Silvia si ferma, guarda quello che ha appena detto, lei che ha ventidue anni e don Giussani non l’ha mai visto, ha risposto di schianto: sì, lo conosco. «Allora ho pensato che anche per lei era possibile conoscerlo come l’ho conosciuto io». Nella borsa ha Tracce, il libretto degli Esercizi della Fraternità e i testi dei canti della serata, le dà tutto. «Io l’ho conosciuto attraverso quello che ha lasciato, i suoi scritti e don Carrón». «Chi è?». «Il prete spagnolo che adesso guida il nostro movimento».

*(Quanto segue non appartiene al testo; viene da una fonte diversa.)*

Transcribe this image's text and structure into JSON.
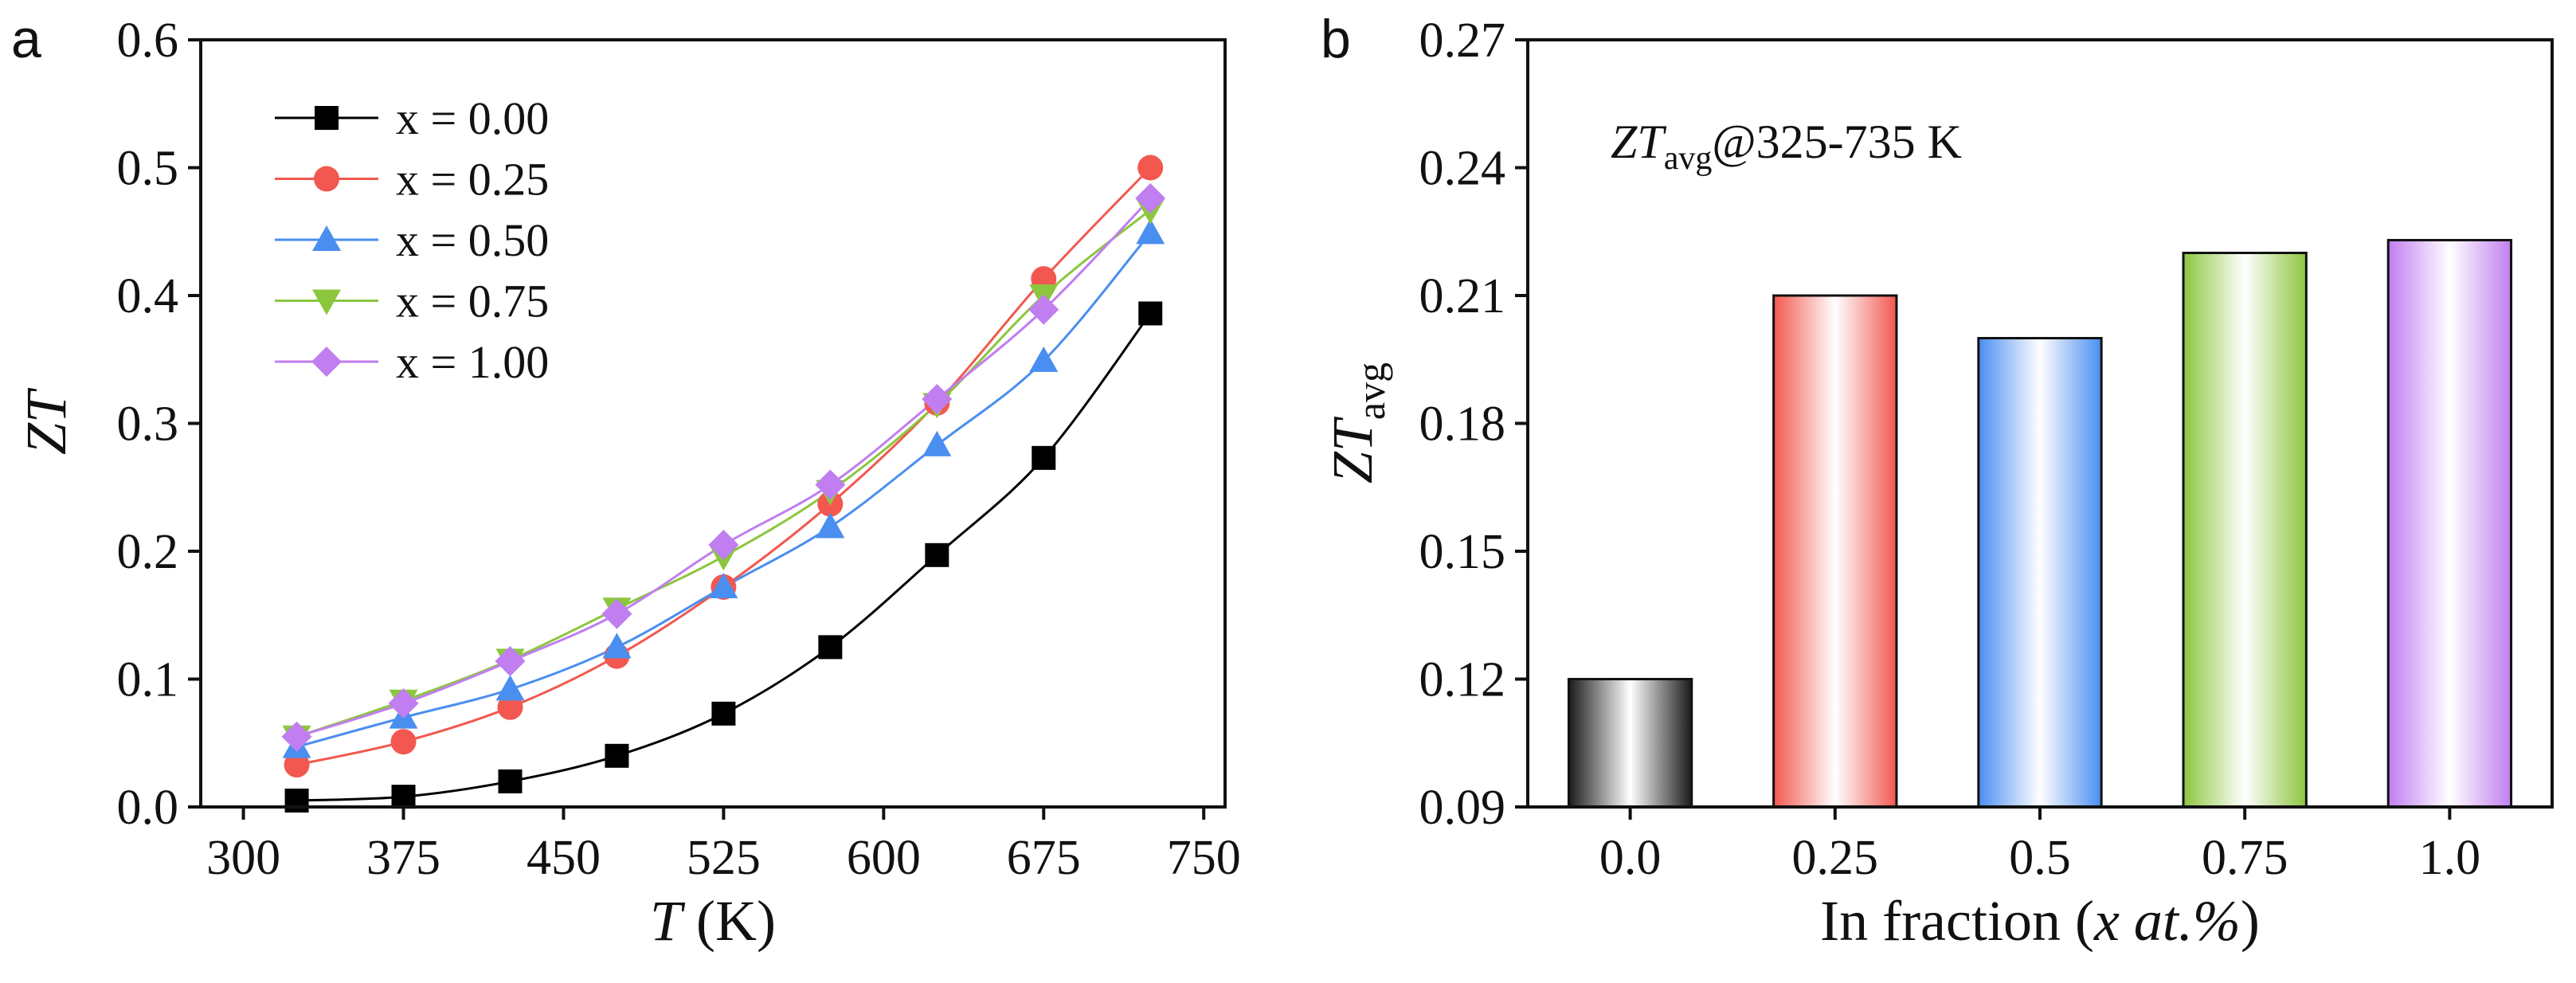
{
  "panels": {
    "a": {
      "letter": "a"
    },
    "b": {
      "letter": "b"
    }
  },
  "chart_data": [
    {
      "type": "line",
      "title": "",
      "xlabel": "T (K)",
      "xlabel_italic": "T",
      "xlabel_rest": " (K)",
      "ylabel": "ZT",
      "xlim": [
        280,
        760
      ],
      "ylim": [
        0.0,
        0.6
      ],
      "xticks": [
        300,
        375,
        450,
        525,
        600,
        675,
        750
      ],
      "yticks": [
        0.0,
        0.1,
        0.2,
        0.3,
        0.4,
        0.5,
        0.6
      ],
      "xtick_labels": [
        "300",
        "375",
        "450",
        "525",
        "600",
        "675",
        "750"
      ],
      "ytick_labels": [
        "0.0",
        "0.1",
        "0.2",
        "0.3",
        "0.4",
        "0.5",
        "0.6"
      ],
      "legend_position": "top-left",
      "x": [
        325,
        375,
        425,
        475,
        525,
        575,
        625,
        675,
        725
      ],
      "series": [
        {
          "name": "x = 0.00",
          "marker": "square",
          "color": "#000000",
          "values": [
            0.005,
            0.008,
            0.02,
            0.04,
            0.073,
            0.125,
            0.197,
            0.273,
            0.386
          ]
        },
        {
          "name": "x = 0.25",
          "marker": "circle",
          "color": "#f2584f",
          "values": [
            0.033,
            0.051,
            0.078,
            0.118,
            0.172,
            0.237,
            0.316,
            0.413,
            0.5
          ]
        },
        {
          "name": "x = 0.50",
          "marker": "triangle-up",
          "color": "#4a8ef0",
          "values": [
            0.047,
            0.07,
            0.092,
            0.125,
            0.172,
            0.219,
            0.283,
            0.349,
            0.449
          ]
        },
        {
          "name": "x = 0.75",
          "marker": "triangle-down",
          "color": "#8cc63e",
          "values": [
            0.055,
            0.083,
            0.115,
            0.155,
            0.196,
            0.247,
            0.315,
            0.4,
            0.467
          ]
        },
        {
          "name": "x = 1.00",
          "marker": "diamond",
          "color": "#c07ef0",
          "values": [
            0.055,
            0.081,
            0.114,
            0.151,
            0.205,
            0.252,
            0.319,
            0.389,
            0.476
          ]
        }
      ]
    },
    {
      "type": "bar",
      "title": "",
      "annotation": "ZTavg@325-735 K",
      "annotation_parts": {
        "italic": "ZT",
        "sub": "avg",
        "rest": "@325-735 K"
      },
      "xlabel": "In fraction (x at.%)",
      "xlabel_parts": {
        "before": "In fraction (",
        "italic": "x at.%",
        "after": ")"
      },
      "ylabel": "ZTavg",
      "ylabel_parts": {
        "italic": "ZT",
        "sub": "avg"
      },
      "ylim": [
        0.09,
        0.27
      ],
      "yticks": [
        0.09,
        0.12,
        0.15,
        0.18,
        0.21,
        0.24,
        0.27
      ],
      "ytick_labels": [
        "0.09",
        "0.12",
        "0.15",
        "0.18",
        "0.21",
        "0.24",
        "0.27"
      ],
      "categories": [
        "0.0",
        "0.25",
        "0.5",
        "0.75",
        "1.0"
      ],
      "values": [
        0.12,
        0.21,
        0.2,
        0.22,
        0.223
      ],
      "colors": [
        "#1a1a1a",
        "#f2584f",
        "#4a8ef0",
        "#8cc63e",
        "#c07ef0"
      ]
    }
  ]
}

Continuano ad ascoltare i canti in silenzio, fino alla fine, fino a che i ragazzi non chiudono la serata recitando una preghiera. Maria ascolta, ma non apre bocca. Poi, mentre tutti se ne vanno, prende Silvia in disparte: «Grazie. Ringrazia anche quel ragazzo che ha parlato. Io e mio marito siamo atei, non siamo battezzati. Non sappiamo nemmeno dire una preghiera. Ma vi devo la vita». Silvia non ci crede, pensa che quella donna stia esagerando. Invece lei continua: «Ho settantacinque anni e ho dovuto aspettare fino ad ora e sono dovuta venire qui a Pontresina per sapere che Gesù ha un volto».

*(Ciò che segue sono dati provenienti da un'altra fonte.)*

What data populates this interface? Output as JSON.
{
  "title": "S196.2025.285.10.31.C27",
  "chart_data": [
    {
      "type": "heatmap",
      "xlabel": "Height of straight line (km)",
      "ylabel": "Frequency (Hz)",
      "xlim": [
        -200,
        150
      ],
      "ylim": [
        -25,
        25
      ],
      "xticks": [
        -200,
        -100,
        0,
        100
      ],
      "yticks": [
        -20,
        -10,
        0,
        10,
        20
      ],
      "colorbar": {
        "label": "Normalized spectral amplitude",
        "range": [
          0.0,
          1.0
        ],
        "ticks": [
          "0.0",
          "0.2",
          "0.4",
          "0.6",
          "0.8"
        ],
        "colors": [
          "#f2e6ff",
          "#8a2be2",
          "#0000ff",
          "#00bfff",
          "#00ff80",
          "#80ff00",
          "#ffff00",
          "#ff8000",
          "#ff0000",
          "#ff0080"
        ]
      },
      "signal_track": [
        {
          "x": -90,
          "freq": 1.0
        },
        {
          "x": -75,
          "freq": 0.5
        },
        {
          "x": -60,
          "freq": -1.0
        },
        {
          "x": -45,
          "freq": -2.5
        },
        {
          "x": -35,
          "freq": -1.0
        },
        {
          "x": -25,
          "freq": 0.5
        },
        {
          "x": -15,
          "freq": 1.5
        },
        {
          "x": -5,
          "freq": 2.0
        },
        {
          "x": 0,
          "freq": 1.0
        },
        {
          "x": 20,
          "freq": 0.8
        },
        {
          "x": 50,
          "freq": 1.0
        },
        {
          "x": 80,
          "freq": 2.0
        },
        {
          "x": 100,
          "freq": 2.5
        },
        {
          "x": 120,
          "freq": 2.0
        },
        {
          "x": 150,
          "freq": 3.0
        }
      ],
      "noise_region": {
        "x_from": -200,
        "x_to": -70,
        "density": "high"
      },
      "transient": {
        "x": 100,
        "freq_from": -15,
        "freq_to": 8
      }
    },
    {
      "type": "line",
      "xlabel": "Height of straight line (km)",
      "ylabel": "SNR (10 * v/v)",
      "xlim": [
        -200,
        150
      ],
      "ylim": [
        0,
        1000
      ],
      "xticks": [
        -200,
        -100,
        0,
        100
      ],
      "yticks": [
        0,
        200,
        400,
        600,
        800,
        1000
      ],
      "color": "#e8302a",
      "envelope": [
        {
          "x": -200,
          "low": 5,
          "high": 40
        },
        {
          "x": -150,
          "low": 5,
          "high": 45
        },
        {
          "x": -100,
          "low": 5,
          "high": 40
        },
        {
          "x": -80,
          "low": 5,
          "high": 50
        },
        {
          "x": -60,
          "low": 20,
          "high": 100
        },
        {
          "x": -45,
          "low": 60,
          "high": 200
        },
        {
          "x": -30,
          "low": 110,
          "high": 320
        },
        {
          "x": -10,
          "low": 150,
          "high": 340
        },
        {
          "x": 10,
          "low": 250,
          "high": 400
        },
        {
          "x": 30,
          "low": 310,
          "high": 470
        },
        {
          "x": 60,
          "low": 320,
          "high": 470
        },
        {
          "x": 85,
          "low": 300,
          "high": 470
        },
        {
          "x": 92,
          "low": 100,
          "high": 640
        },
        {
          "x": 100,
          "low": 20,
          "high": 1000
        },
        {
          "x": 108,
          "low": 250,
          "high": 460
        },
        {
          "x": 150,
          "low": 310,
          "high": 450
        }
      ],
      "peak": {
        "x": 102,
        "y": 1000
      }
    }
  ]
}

Silvia stava vivendo una settimana un po’ faticosa. «E mi è stato donato questo incontro, una cosa più grande di me». Tornata a casa, il racconto fa il giro degli amici, tutti a chiederle per sapere e lei che s’imbarazza, perché «io non ho fatto nulla». Quella donna se l’era solo trovata di fianco. Più passava il tempo e più sentiva ripetere qua e là da altri questo fatto, e più diventava insofferente. «Dicevo: va bene, è una cosa grande, ma è passata. Eppure, questo mi ha portata a vedere ciò che non avevo visto. Quello che è accaduto a Maria è eccezionale, ma è ciò che succede a me ogni giorno: Cristo mi mostra il Suo volto. Pensavo che quella donna non ci dovesse proprio nulla, invece lei era così legata a noi perché è con noi che Lo ha incontrato. La stessa mia esperienza. Questo è il mio legame con il movimento: il metodo di Dio, che si fa carne in un incontro».

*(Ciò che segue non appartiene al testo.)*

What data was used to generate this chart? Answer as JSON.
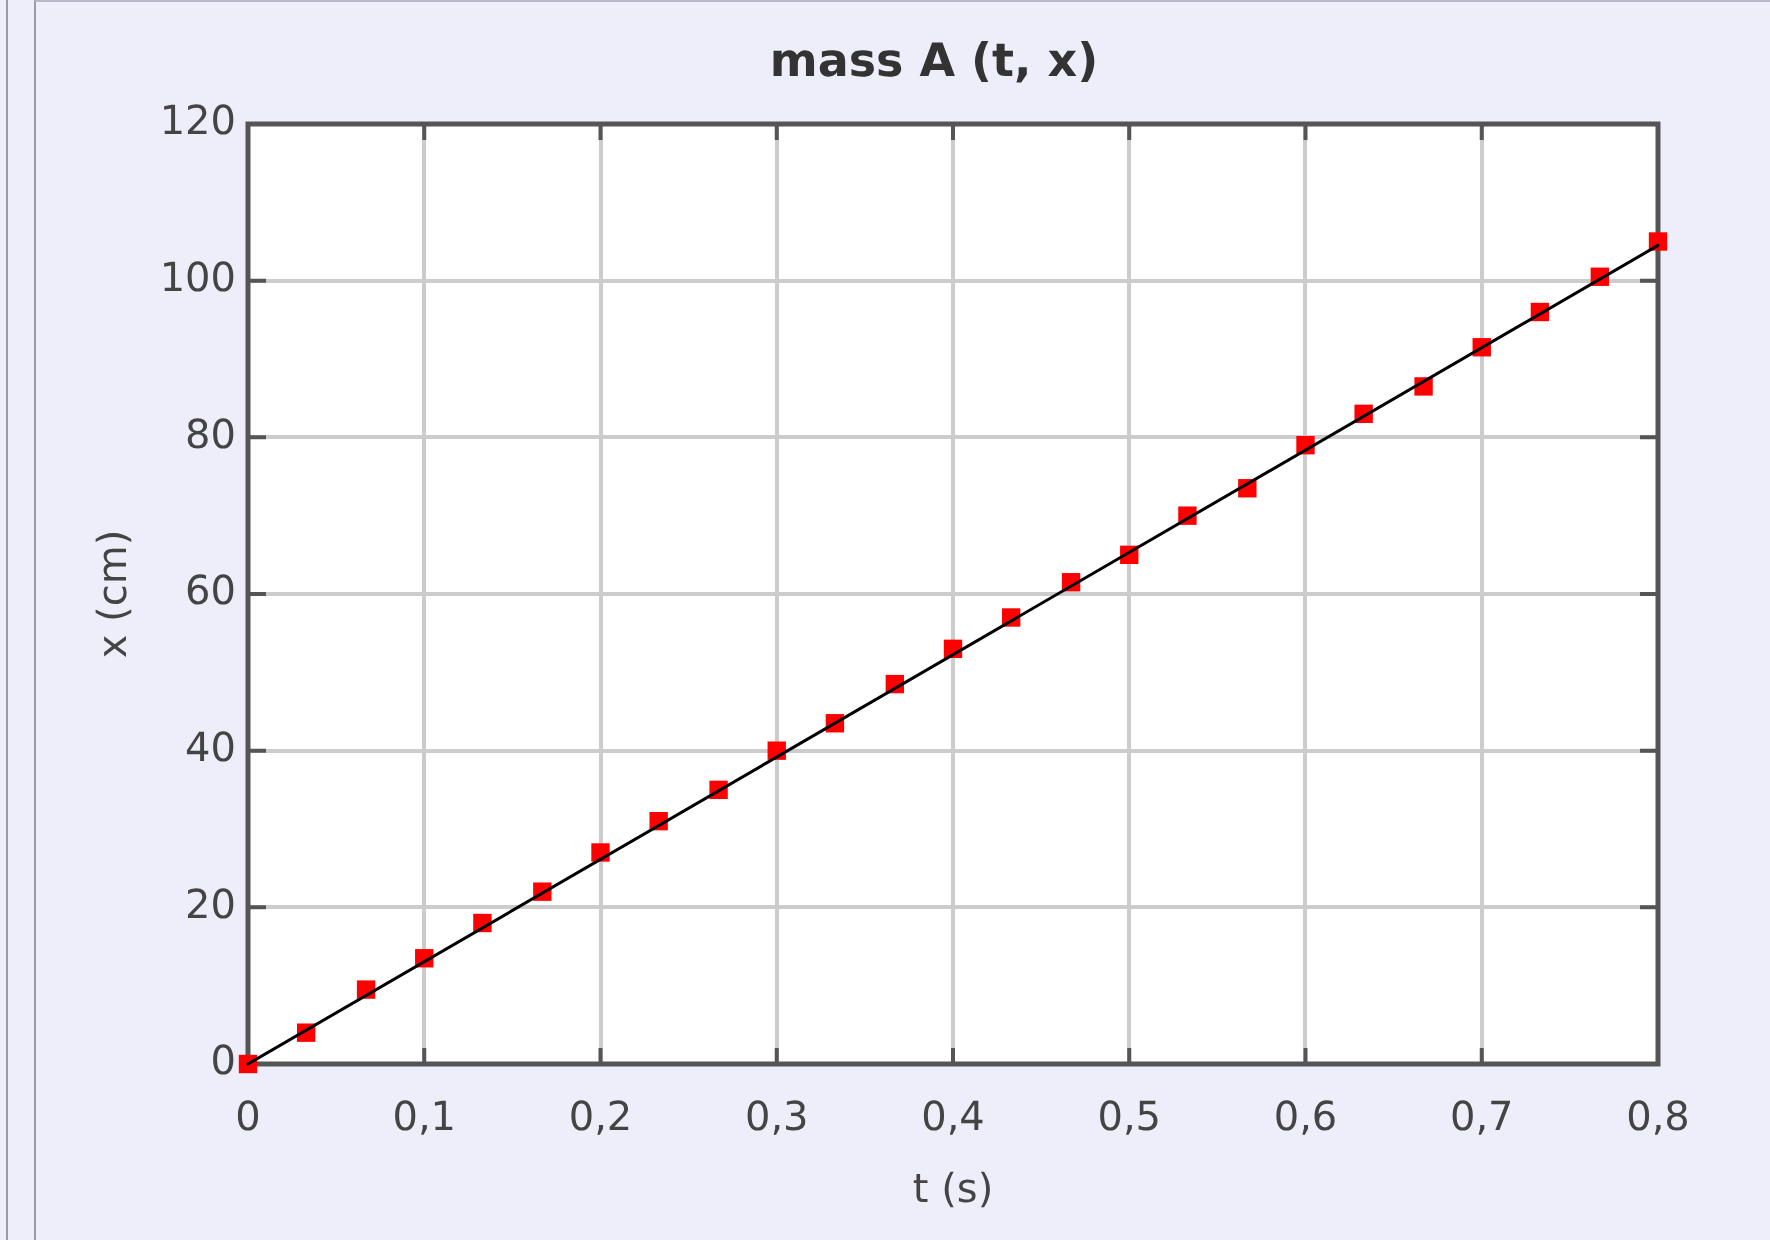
{
  "chart_data": {
    "type": "scatter",
    "title": "mass A (t, x)",
    "xlabel": "t (s)",
    "ylabel": "x (cm)",
    "series": [
      {
        "color": "#ff0000",
        "marker": "square",
        "x": [
          0,
          0.033,
          0.067,
          0.1,
          0.133,
          0.167,
          0.2,
          0.233,
          0.267,
          0.3,
          0.333,
          0.367,
          0.4,
          0.433,
          0.467,
          0.5,
          0.533,
          0.567,
          0.6,
          0.633,
          0.667,
          0.7,
          0.733,
          0.767,
          0.8
        ],
        "values": [
          0,
          4,
          9.5,
          13.5,
          18,
          22,
          27,
          31,
          35,
          40,
          43.5,
          48.5,
          53,
          57,
          61.5,
          65,
          70,
          73.5,
          79,
          83,
          86.5,
          91.5,
          96,
          100.5,
          105
        ]
      },
      {
        "type": "line",
        "color": "#000000",
        "marker": "none",
        "line_style": "solid",
        "x": [
          0,
          0.8
        ],
        "values": [
          0,
          104.5
        ]
      }
    ],
    "xlim": [
      0,
      0.8
    ],
    "ylim": [
      0,
      120
    ],
    "xticks": [
      0,
      {
        "value": 0.1,
        "label": "0,1"
      },
      {
        "value": 0.2,
        "label": "0,2"
      },
      {
        "value": 0.3,
        "label": "0,3"
      },
      {
        "value": 0.4,
        "label": "0,4"
      },
      {
        "value": 0.5,
        "label": "0,5"
      },
      {
        "value": 0.6,
        "label": "0,6"
      },
      {
        "value": 0.7,
        "label": "0,7"
      },
      {
        "value": 0.8,
        "label": "0,8"
      }
    ],
    "yticks": [
      0,
      20,
      40,
      60,
      80,
      100,
      120
    ],
    "grid": true
  }
}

Quella sera, dal palco, Giovanni non sapeva cosa stesse succedendo tra il pubblico. Lui che fino all’ultimo quelle parole, «socialismo ingenuo», non sapeva neanche se dirle, perché non le afferrava fino in fondo. «Poi ho deciso: quando mi sono fidato ho sempre capito e visto. E questa volta ho visto che è Dio che fa tutto».